Elle avait été officier de police judiciaire des années durant et confrontée à de véritables horreurs, mais les mots de Marten sonnaient étrangement. Si Esther n’avait jamais lu le roman de Mary Shelley, en revanche elle avait, comme tout le monde ou presque, vu au moins une de ses adaptations à l’écran. Ce conte horrifique lui avait paru si réel… Entendre évoquer ce terrifiant passage alors qu’on l’emmenait en bateau, seule à bord, sur une île au milieu d’un lac aussi vaste que le Léman, une île où l’on venait pour mourir, la fit soudain frémir.

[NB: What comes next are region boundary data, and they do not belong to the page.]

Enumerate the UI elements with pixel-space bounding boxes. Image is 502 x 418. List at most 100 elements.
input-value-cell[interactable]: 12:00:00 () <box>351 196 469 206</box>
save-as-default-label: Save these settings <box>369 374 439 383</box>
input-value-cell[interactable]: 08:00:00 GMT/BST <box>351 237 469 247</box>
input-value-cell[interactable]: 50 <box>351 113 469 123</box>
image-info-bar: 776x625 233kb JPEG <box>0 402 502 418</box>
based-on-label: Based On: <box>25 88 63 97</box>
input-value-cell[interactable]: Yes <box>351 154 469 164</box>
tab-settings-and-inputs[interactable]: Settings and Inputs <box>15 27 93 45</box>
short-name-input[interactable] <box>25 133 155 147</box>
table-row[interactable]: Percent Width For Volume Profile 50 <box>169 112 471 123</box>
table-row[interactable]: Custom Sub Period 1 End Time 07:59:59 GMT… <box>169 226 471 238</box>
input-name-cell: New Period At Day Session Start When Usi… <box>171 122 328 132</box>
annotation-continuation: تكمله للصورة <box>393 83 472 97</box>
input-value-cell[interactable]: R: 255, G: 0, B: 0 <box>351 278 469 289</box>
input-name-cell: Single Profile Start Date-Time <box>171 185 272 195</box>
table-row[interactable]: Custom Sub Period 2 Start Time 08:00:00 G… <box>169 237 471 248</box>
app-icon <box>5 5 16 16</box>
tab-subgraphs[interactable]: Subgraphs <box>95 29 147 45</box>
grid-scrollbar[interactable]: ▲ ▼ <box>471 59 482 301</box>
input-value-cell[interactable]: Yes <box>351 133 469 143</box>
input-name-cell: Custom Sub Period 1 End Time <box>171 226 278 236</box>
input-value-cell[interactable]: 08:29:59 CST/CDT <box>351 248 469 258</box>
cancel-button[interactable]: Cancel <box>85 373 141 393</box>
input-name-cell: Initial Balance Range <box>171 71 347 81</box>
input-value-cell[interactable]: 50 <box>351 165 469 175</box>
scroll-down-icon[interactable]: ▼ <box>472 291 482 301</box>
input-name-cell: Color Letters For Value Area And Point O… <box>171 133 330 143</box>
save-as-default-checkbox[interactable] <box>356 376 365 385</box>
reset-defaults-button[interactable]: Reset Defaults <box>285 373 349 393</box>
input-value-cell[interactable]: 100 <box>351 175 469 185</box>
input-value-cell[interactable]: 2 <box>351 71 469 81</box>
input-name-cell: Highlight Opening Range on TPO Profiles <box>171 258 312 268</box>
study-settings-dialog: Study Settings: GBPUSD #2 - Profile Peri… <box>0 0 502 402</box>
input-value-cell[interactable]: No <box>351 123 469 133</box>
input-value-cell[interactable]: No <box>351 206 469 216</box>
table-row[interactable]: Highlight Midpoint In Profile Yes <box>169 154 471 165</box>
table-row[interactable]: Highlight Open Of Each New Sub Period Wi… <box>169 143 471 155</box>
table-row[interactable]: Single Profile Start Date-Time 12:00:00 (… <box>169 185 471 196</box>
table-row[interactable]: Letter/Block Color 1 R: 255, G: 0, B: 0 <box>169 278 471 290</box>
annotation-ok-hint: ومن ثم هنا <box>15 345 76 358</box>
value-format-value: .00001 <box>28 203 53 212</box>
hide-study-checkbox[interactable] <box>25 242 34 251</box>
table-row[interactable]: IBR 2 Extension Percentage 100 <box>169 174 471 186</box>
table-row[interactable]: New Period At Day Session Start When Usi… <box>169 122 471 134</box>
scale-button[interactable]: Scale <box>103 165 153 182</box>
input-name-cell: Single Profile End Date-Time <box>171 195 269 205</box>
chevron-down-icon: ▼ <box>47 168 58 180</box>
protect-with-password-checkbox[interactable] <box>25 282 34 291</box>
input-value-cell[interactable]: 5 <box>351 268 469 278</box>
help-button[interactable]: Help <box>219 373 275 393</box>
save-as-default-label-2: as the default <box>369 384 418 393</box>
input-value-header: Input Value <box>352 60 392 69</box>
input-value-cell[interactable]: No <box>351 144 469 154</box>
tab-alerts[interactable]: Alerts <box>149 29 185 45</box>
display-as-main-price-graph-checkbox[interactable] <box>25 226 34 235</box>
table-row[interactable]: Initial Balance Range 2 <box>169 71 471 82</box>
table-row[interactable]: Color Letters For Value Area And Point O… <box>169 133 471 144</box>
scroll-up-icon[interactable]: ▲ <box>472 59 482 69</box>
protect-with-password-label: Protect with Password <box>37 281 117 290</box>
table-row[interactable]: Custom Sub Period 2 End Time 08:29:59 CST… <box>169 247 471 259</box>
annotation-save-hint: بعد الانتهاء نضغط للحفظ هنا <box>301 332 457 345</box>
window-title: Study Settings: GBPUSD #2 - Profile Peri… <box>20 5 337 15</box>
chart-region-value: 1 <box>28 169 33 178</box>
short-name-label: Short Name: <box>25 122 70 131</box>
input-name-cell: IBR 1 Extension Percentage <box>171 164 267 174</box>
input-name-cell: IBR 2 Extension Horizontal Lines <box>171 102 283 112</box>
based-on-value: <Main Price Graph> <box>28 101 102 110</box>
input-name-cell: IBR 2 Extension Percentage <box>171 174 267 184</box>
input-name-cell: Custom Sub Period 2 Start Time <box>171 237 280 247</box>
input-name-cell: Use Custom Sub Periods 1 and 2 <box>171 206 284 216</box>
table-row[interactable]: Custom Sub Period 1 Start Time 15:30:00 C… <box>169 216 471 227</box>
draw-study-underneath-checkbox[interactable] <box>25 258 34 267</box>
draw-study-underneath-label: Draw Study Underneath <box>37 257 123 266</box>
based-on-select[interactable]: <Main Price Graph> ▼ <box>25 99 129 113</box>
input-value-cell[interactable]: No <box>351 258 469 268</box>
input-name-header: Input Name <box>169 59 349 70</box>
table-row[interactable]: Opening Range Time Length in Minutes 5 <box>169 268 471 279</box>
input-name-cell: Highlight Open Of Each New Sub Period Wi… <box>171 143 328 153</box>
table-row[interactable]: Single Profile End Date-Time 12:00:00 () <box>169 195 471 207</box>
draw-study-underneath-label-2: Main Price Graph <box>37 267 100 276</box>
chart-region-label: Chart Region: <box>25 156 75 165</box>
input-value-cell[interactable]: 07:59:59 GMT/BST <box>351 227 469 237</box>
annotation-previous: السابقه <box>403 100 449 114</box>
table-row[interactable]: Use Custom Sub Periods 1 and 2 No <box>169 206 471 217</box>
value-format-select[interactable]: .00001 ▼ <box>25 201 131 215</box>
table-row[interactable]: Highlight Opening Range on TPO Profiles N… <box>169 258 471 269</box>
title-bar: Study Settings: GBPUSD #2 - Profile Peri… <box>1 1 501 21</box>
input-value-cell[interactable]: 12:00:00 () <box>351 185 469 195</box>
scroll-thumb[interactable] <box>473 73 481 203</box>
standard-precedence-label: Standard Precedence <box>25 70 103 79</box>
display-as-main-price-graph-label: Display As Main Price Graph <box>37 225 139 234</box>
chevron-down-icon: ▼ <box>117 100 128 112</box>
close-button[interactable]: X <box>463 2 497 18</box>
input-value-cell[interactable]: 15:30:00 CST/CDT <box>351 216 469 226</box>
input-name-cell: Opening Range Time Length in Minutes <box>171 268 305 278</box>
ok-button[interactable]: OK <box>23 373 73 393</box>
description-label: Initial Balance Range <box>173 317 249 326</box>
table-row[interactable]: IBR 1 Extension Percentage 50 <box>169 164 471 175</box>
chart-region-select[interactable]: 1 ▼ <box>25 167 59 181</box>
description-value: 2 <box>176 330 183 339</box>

— La réalité est bien pire, commenta Marten par-dessus son épaule. Et les monstres existent, même si on essaye, dès notre enfance, de nous faire gober le contraire. Sauf qu’ils ne sont pas planqués derrière les rideaux de notre chambre.

Il sembla à Esther que le ton du chauffeur était nettement moins obséquieux et son langage un peu plus relâché. Sa vraie nature reprenait-elle le dessus tandis qu’ils approchaient de leur destination ?

— J’en ai rencontré deux, de ces monstres. En plein jour et ailleurs que dans ma chambre… On leur aurait donné le bon Dieu sans confession, dit-elle sans savoir pourquoi.

— Ils vous ont marquée, ça se sent.

Esther hocha la tête sans répondre. Dans ma chair, pensa-t-elle.

Droit devant eux, un morceau de terre et de rochers entouré d’eau grandissait à vue d’œil. Thanatea, l’île aux Morts.